Part Nine: Humble Bee
They say that the ability to see a mongoose is one of the privileges of adulthood. Every time an adult sees one oh there’s a mongoose again a child will rush to look and it will have disappeared. Aunt A had seen a few from the car, and like a child, every time I took my gaze off the horizon to search for him on the road he would be gone. The mongoose in Jamaica have chased away all the snakes, which is great, but now they live off chickens they poach from the houses, which is not so great.

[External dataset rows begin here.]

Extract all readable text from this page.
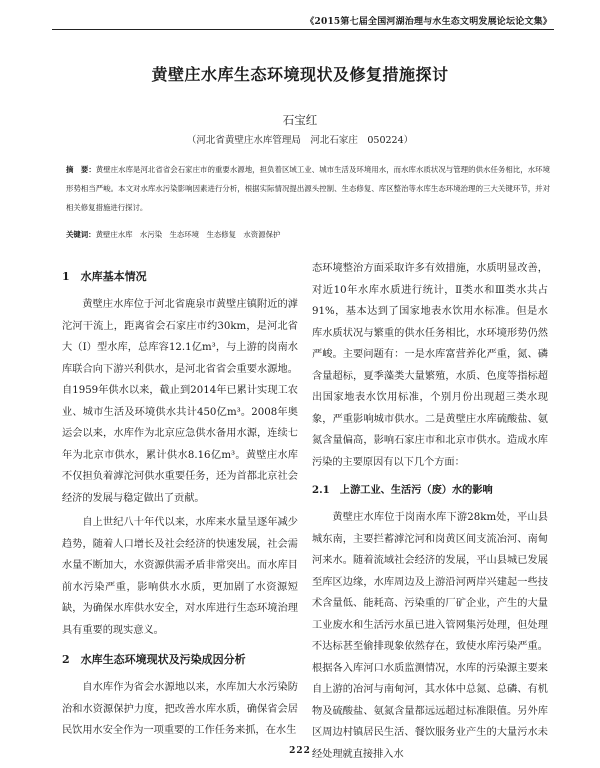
《2015第七届全国河湖治理与水生态文明发展论坛论文集》
黄壁庄水库生态环境现状及修复措施探讨
石宝红
（河北省黄壁庄水库管理局　河北石家庄　050224）
摘　要：黄壁庄水库是河北省省会石家庄市的重要水源地，担负着区域工业、城市生活及环境用水，而水库水质状况与管理的供水任务相比，水环境形势相当严峻。本文对水库水污染影响因素进行分析，根据实际情况提出源头控制、生态修复、库区整治等水库生态环境治理的三大关键环节，并对相关修复措施进行探讨。
关键词：黄壁庄水库　水污染　生态环境　生态修复　水资源保护
1　水库基本情况

黄壁庄水库位于河北省鹿泉市黄壁庄镇附近的滹沱河干流上，距离省会石家庄市约30km，是河北省大（Ⅰ）型水库，总库容12.1亿m³，与上游的岗南水库联合向下游兴利供水，是河北省省会重要水源地。自1959年供水以来，截止到2014年已累计实现工农业、城市生活及环境供水共计450亿m³。2008年奥运会以来，水库作为北京应急供水备用水源，连续七年为北京市供水，累计供水8.16亿m³。黄壁庄水库不仅担负着滹沱河供水重要任务，还为首都北京社会经济的发展与稳定做出了贡献。

自上世纪八十年代以来，水库来水量呈逐年减少趋势，随着人口增长及社会经济的快速发展，社会需水量不断加大，水资源供需矛盾非常突出。而水库目前水污染严重，影响供水水质，更加剧了水资源短缺，为确保水库供水安全，对水库进行生态环境治理具有重要的现实意义。

2　水库生态环境现状及污染成因分析

自水库作为省会水源地以来，水库加大水污染防治和水资源保护力度，把改善水库水质，确保省会居民饮用水安全作为一项重要的工作任务来抓，在水生

态环境整治方面采取许多有效措施，水质明显改善，对近10年水库水质进行统计，Ⅱ类水和Ⅲ类水共占91%，基本达到了国家地表水饮用水标准。但是水库水质状况与繁重的供水任务相比，水环境形势仍然严峻。主要问题有：一是水库富营养化严重，氮、磷含量超标，夏季藻类大量繁殖，水质、色度等指标超出国家地表水饮用标准，个别月份出现超三类水现象，严重影响城市供水。二是黄壁庄水库硫酸盐、氨氮含量偏高，影响石家庄市和北京市供水。造成水库污染的主要原因有以下几个方面：

2.1　上游工业、生活污（废）水的影响

黄壁庄水库位于岗南水库下游28km处，平山县城东南，主要拦蓄滹沱河和岗黄区间支流冶河、南甸河来水。随着流域社会经济的发展，平山县城已发展至库区边缘，水库周边及上游沿河两岸兴建起一些技术含量低、能耗高、污染重的厂矿企业，产生的大量工业废水和生活污水虽已进入管网集污处理，但处理不达标甚至偷排现象依然存在，致使水库污染严重。根据各入库河口水质监测情况，水库的污染源主要来自上游的冶河与南甸河，其水体中总氮、总磷、有机物及硫酸盐、氨氮含量都远远超过标准限值。另外库区周边村镇居民生活、餐饮服务业产生的大量污水未经处理就直接排入水

222
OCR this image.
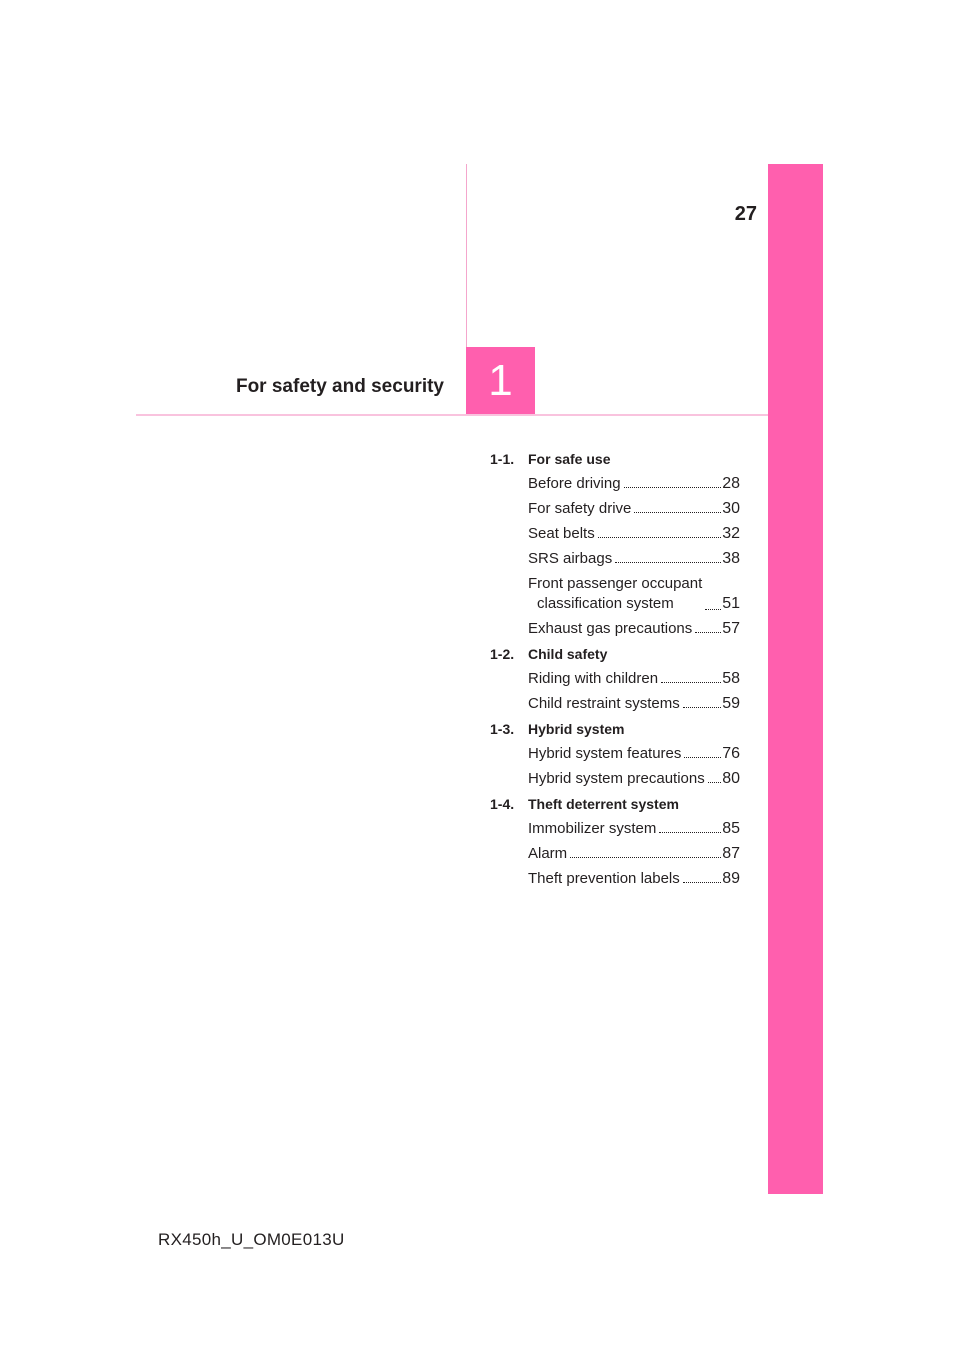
27
For safety and security	1
1-1. For safe use
Before driving	28
For safety drive	30
Seat belts	32
SRS airbags	38
Front passenger occupant
classification system	51
Exhaust gas precautions 57
1-2. Child safety
Riding with children	58
Child restraint systems	59
1-3. Hybrid system
Hybrid system features	76
Hybrid system precautions 80
1-4. Theft deterrent system
Immobilizer system	85
Alarm	87
Theft prevention labels	89
RX450h_U_OM0E013U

After lunch we went for a walk along the beach. There are funny little water balloons that wash up along the shoreline with the seaweed after the weather has been stormy. They look like they could be jellyfish the size of marbles and deflate when they are left in the sun. Aunt A burst one with a stick in an effort to work out what they were and whether they would sting, but the pop was inconclusive. As we walked I’m sure I landed my heel on one and felt no pain (it was instead quite an enjoyable sensation, like popping bubblewrap) so I continued with out worrying. We reached a public stretch of beach where some local families were splashing in the waves, and further still to where a few Rastas were selling their handicrafts from stalls they had erected along the fence line. I was about to wave and say no thank you when I felt a sudden pain in my toe. I lifted it swiftly to investigate but it was too sandy for me to see anything and I dipped it again in a wave. It felt just like a sting and A looked at me quizzically as I danced around on one leg trying to see where the pain was coming from. There, on the third toe in from the baby, was a thorn-like sting. I brushed it off, and wined like an injured cat. The Rasta who had been sitting on the fence behind us came up to me and I told him I had been stung, and asked if there were bees on the beach. Not on de beach no, but sometime de honey bee they fall in the waves and drown, and he found just along from me a little bee in the sand, its fur all wet from the waves.
A continued down the beach and I turned to go back to the house walking on the heel of the offended foot. A big black lady sitting in the shade called me up to her, and I went to show her my wound. She took my foot in her hand, her broad thumbs dwarfing my toes, and tried to press some of the venom out. Just walk in di water. It’s better eh, she said.
As I walked slowly in the waves I forgave the little bee. A bee’s sting is its only weapon and to use it is suicide, though I am sure my bee had already drowned. I wonder why he had come so close to the sea looking for nectar. Did you know that a bee will only make a twelfth of a teaspoon of honey in its whole lifetime? Well, this little bee he don’t give me no honey but as I watch my toe puff up like a bumble I forgave him.